Anorion, Woodwalker of Corellon



  • AcName = sciolist. ChrName = Anorion Seleir

    “The more obstinately you try to learn how to shoot the arrow for the sake of hitting the goal, the less you will succeed in the one and the further the other will recede”

    The boy rose from a crouch in the bushes, watching the bird. It sang happy in the forest before taking flight abruptly as the arrow whipped past its branch. The teacher watched and smiled as he said: _'Back to the targets, Anorion'.

    'The path of a woodwalker is to fight, but not to revel in it. It is not for you to love the blade, or the bow or the arrow. We are to use them in defence of what we love. Fight, not when you have to, but when situation merits fighting. It is not your hand that kills when it looses an arrow, or swings a blade, it is your heart.

    'Patience, you must learn. The ways of magic and warfare will be your heritage, as they were your fathers before them. But, as Corellon teaches, you must fight to preserve and protect, not for personal gain or viciousness.

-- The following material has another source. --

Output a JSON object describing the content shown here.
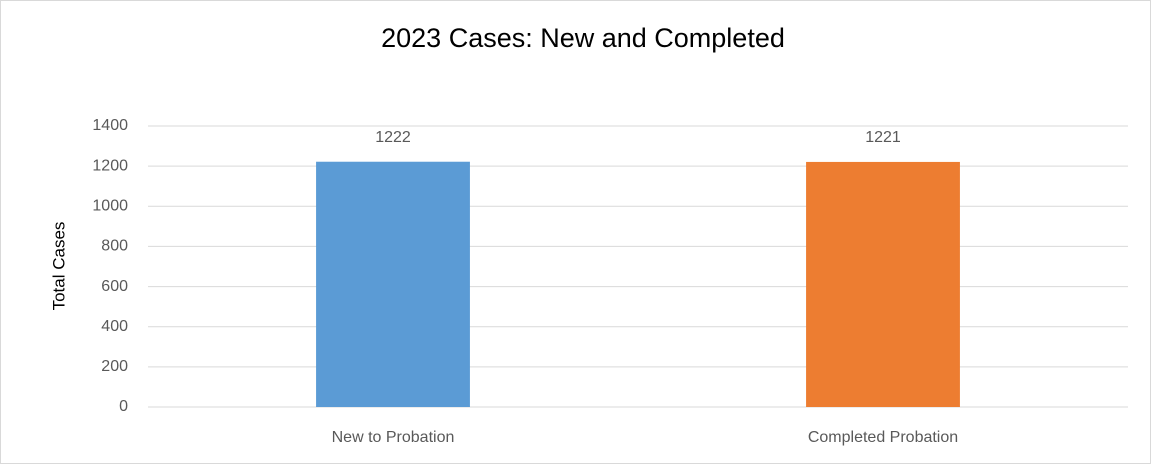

    'Hold all these things and the past teachings within you as you journey. In time you will return, a worthy protector._


    An older Anorion examines the bruises in the mirror and winces. Pale hazel eyes glinting from a tanned coppery face. Despite the oddity and undoubted taint of human blood in his lines, he was quite proud of his neatly trimmed beard. Nothing badly broken, only his possessions taken. They must be generous robbers, or overconfident ones. He spent a while casting about to see if they'd dumped the pack bnearby, but they hadn't.

    His father's bow, gone. The cloak that shifted with the patterns of leaves, gone. His travelling money, gone. He rubbed at his beard and attempted a smile. At least they hadn't taken his spellbook. At least Barcalane had had the sense to follow the attackers to their camp. They would be rewarded appropriately for not killing him out of hand.

    The two guards were no match for his strength or guile now that they were the ones surprised. One dazed, another blinded by a flare and then he was upon them. Once beaten soundly with a makeshift club, they told of how their chief had taken the items down into the city to sell. A city on the Icelace, known to have wealthier merchants than the villages nearby. Anorion tied their hands securely and left them alive to wander home. Killing them would have been a pointless delay, as well as ungrateful.

    Taking the inadequately made shortbow of one of the raiders, he set off towards the city, trying to ignore Baracalane's observations about the lead they had on him.

    “Four things come not back: the spoken word, the sped arrow, the past life and the neglected opportunity.”